Civilians Flee as Pakistani Forces Hit Resistance - Carlotta Gall and Salman Masood, New York Times. The Pakistani forces air-dropped commandos into the main town in Buner on Wednesday and quickly retook control of it from Taliban militants who flooded into the area last week, the military said. But the district was far from recaptured and the military may be in for a hard fight. Villagers who fled the fighting and made it to this village on the plains said the military was bombing in Buner with fighter jets and firing rockets from helicopter gunships as Pakistani troops battled the Taliban on the ground for a second day.

Pakistan Wrests Control of Town from Taliban - Mubashir Zaidi and Mark Magnier, Los Angeles Times. Pakistani commandos dropped from helicopters Wednesday into an area behind Taliban lines about 80 miles from Islamabad, the capital, and regained control of a key town, the army said. But authorities faced a fresh challenge after militants seized a police station, holding dozens of officers hostage. Helicopters dropped troops before 8 a.m. near Daggar, the main town in the Buner district, the army said. The area has seen fighting between the military and Taliban forces for several days.

Afghan Women Protest Over Taleban-style Laws Despite Attacks - Tom Coghlan, The Times. They were stoned, spat on and assaulted, but when 200 women staged Afghanistan’s first public women’s rights protest since the 1970s their voices were heard around the world. And if centuries-old traditions are to change, it may well be a petite but pugnacious 28-year-old called Diana Saqeb who is responsible. One of the organisers of the march, which took place a fortnight ago in the capital, Kabul, Ms Saqeb was present this week when President Karzai promised activists that there would be changes to the Shia Family Law that prompted their protest.

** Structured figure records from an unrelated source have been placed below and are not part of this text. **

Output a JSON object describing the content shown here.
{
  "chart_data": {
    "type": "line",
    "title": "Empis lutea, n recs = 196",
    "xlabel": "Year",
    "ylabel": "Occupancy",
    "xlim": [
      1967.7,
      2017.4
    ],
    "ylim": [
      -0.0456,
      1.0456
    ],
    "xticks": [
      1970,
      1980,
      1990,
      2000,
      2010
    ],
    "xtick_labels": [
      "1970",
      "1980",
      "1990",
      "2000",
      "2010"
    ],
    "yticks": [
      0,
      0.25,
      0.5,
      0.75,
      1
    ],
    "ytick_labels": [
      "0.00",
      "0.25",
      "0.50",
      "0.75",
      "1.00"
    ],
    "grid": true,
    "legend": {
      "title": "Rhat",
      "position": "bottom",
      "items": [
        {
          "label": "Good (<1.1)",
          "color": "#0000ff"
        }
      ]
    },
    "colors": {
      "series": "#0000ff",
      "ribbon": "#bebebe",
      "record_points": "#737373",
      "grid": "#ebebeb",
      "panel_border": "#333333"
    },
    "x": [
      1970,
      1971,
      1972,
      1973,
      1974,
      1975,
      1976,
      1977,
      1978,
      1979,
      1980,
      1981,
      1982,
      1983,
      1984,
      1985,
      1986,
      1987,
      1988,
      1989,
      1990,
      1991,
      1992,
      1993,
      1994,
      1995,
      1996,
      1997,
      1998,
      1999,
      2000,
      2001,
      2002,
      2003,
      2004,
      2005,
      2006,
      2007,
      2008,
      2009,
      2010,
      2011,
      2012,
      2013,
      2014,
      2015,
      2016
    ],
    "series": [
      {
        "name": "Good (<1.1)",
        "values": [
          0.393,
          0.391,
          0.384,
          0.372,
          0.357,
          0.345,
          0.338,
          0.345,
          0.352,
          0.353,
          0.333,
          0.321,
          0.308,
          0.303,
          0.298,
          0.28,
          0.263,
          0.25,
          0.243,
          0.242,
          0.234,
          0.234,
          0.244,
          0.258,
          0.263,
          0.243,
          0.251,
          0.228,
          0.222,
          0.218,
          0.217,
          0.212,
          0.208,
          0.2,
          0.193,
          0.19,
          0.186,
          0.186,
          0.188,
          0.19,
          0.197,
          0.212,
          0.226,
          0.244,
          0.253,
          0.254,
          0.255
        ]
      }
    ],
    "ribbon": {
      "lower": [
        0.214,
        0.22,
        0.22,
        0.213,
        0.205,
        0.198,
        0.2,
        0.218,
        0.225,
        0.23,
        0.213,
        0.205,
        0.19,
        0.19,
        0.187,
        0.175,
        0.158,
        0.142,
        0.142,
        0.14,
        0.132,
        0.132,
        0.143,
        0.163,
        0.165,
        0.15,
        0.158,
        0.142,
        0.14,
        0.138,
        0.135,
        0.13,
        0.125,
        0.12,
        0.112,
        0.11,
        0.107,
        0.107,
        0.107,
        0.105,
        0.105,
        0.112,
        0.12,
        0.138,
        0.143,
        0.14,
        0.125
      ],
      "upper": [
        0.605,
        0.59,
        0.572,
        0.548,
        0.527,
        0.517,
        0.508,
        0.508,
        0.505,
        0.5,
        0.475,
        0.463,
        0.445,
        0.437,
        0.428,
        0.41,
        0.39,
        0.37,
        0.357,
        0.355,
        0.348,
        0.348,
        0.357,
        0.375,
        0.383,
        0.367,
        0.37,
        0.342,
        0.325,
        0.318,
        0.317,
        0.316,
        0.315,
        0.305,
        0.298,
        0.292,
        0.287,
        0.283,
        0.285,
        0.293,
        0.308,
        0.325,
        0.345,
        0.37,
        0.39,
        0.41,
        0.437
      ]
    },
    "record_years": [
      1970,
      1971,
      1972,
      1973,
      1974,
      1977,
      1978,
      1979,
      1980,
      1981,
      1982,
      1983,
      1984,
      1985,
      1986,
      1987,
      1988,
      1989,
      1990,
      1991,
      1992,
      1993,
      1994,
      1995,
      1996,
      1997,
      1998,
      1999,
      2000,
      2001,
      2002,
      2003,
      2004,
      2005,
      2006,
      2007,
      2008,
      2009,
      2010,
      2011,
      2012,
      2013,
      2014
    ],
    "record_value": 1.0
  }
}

US Takes Dutch Military as Role Model in Afghan Operation - Jay Solomon, Wall Street Journal. The Obama administration, which wants to send hundreds of additional civilian personnel into Afghanistan, is looking at the Dutch military's operations there for lessons on how to combat the Taliban. The civilian deployment is part of a US focus on economic development meant to weaken support for the Taliban and dry up finances it derives from the opium trade. The civilians will complement the deployment in the coming months of 21,000 new troops, many of whom will be posted to southern provinces where the Taliban are thriving. The Obama administration, however, is having trouble finding civilian experts at the State Department to send to Afghanistan. Pentagon officials said they may need military reservists to fill any shortfall in the 500 to 600 civilians Secretary of State Hillary Clinton is seeking for Afghanistan. The Netherlands, with nearly 2,000 personnel in southern Uruzgan province, has better integrated the efforts of its military and civilian personnel than the US, senior US officials say.